Antes del año 2000, durante las Elecciones Presidenciales y Municipales, por cada local de votación participaban 21 hombres del Ejército, bien armados y bien entrenados para este tipo de misiones, acompañado por un efectivo de la policía. En aquellos tiempos los civiles de las zonas alto andinas, cuando llegaban las patrullas del ejército nos miraban asustados porque el soldado de aquellos tiempos era considerado como sinónimo de respeto, porque empleaba las armas en situaciones de peligro. Desde el año 2000 todo ha cambiado, con el Servicio Militar Voluntario, los batallones de combate apenas tienen un efectivo de 50 a 70 hombres, mal entrenados, si estos jóvenes están en los cuarteles es porque les permiten estudiar y otros están porque les permiten reengancharse. Con esta cantidad de efectivos un batallón no está en condiciones de actuar en casos de Emergencia Nacional. Por estos problemas en las Fuerzas Armadas el gobierno de Martín Vizcarra recurrió hacer llamamiento de personal reservista para que este personal apoye a los de servicio activo para el control de la población decretado durante el aislamiento, cuarentena sanitaria por ataque de la enfermedad SARS-CoV-2.

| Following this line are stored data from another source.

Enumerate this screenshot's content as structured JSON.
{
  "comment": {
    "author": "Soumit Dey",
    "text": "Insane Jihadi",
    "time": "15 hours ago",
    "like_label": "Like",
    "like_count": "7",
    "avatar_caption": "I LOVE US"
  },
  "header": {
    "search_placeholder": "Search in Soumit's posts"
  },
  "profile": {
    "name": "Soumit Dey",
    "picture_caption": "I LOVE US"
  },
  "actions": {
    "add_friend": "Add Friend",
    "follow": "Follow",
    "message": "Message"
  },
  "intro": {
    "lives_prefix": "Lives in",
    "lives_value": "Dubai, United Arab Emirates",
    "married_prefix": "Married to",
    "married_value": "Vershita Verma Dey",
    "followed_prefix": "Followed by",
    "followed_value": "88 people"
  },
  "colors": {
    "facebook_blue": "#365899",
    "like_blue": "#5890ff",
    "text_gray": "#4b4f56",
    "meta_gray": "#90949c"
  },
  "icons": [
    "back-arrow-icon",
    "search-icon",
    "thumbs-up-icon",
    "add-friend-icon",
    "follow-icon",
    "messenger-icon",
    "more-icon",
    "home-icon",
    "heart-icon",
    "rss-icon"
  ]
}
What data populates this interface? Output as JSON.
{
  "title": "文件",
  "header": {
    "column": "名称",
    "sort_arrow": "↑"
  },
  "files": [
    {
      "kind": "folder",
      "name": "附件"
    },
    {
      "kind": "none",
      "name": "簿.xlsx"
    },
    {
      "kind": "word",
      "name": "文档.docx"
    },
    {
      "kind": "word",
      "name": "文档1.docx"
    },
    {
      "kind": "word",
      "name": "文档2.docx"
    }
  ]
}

Conclusión y Reflexión Final

El sombrío panorama expuesto demuestra que el futuro de la seguridad nacional en el Perú se encuentra en una encrucijada crítica. Continuar bajo el actual esquema de debilitamiento presupuestal, desamparo legal a las Fuerzas Armadas del Perú y permisividad ante el desacato civil solo conducirá a una disolución irreversible del principio de autoridad, dejando al Estado completamente inerme frente al avance impune del crimen organizado y la violencia social. Recuperar el rumbo de la patria exige de manera urgente una clase política con la voluntad de ejecutar una reforma estructural profunda: es imperativo dotar a las Fuerzas Armadas y a la Policía Nacional de un marco jurídico blindado que garantice el uso legítimo de la fuerza, reestructurar el sistema de conscripción militar para asegurar batallones con óptimo entrenamiento y disuasión real, y erradicar las dinámicas clientelistas que convierten los recursos del canon en el botín de mafias locales. Solo devolviendo la dignidad, el respeto y la capacidad operativa a los uniformados se podrá salvaguardar la soberanía interna y garantizar la supervivencia de la República ante las emergencias del mañana.